In reply to Harshad:
Suppose if i have a packed array like “rand bit [7:0][7:0][6:0]” array and i want to write functional coverage like coverpoint array[0][1] = [0:127] then how can i write functional coverage for that ?
In short how can i write functional coverage for three dimensional packed array ?

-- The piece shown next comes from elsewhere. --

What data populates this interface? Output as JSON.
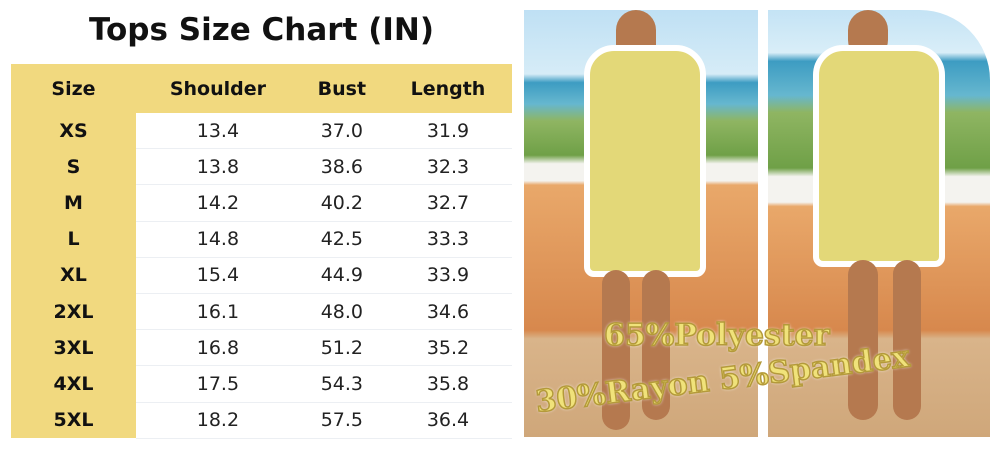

I’m maybe overcomplicating things here but you can use an array of coverpoints as mentioned here and here
For example if you do not know the sizes of the packed array you could try something along this lines, in this case I’m creating an array covergroups to cover the third packed dimension of x (assuming that is what you want to cover)
module test();
bit [1:0][2:0][6:0] x;
int count; // auxiliary variable to know how many covergroups are required
// also used to select which covergroup needs to be sampled
int min;
int max;
covergroup cg(int min, int max) with function sample(int slice); //if the what you want to cover is greater than 32 bit then change the type of slice
option.per_instance = 1;
cp_range: coverpoint slice {
bins valid[] = {[min:max]};
}
endgroup
initial begin
cg m_cg[]; //dynamic array of covergroups
min = 0;
max = 127;
foreach(x[i,j,]) begin //create an entry in the array every [i][j] in this case a total of 2*3 = 6
count++;
m_cg = new[count](m_cg); // resize the covergroup array
m_cg[count-1] = new(min, max); // create the covergroup
end
repeat (2) begin
if(!std::randomize(x)) $fatal(1, "Randomize Failed");
//somewhere in your sample logic
count = 0; // reset count
foreach(x[i,j,]) begin //skip the third packed dimension to get x[i][j] = [7:0] in this case
m_cg[count].sample(x[i][j]);
$display("x[%0d][%0d] = %p", i, j, x[i][j]);
count++;
end
foreach(m_cg[i]) begin
$display("m_cg[%0d] coverage = %0f", i, m_cg[i].get_inst_coverage());
end
end
end
endmodule
Which outputs
# x[1][2] = 46
# x[1][1] = 108
# x[1][0] = 8
# x[0][2] = 85
# x[0][1] = 89
# x[0][0] = 108
# m_cg[0] coverage = 0.781250
# m_cg[1] coverage = 0.781250
# m_cg[2] coverage = 0.781250
# m_cg[3] coverage = 0.781250
# m_cg[4] coverage = 0.781250
# m_cg[5] coverage = 0.781250
# x[1][2] = 9
# x[1][1] = 92
# x[1][0] = 19
# x[0][2] = 32
# x[0][1] = 9
# x[0][0] = 13
# m_cg[0] coverage = 1.562500
# m_cg[1] coverage = 1.562500
# m_cg[2] coverage = 1.562500
# m_cg[3] coverage = 1.562500
# m_cg[4] coverage = 1.562500
# m_cg[5] coverage = 1.562500
Probably someone else can provide an optimal solution, or if you know the sizes they you can simplify a lot the code shown above (for example the exact size of the array of covergroups), in any case maybe this can help you, and sorry for the lengthy reply
-R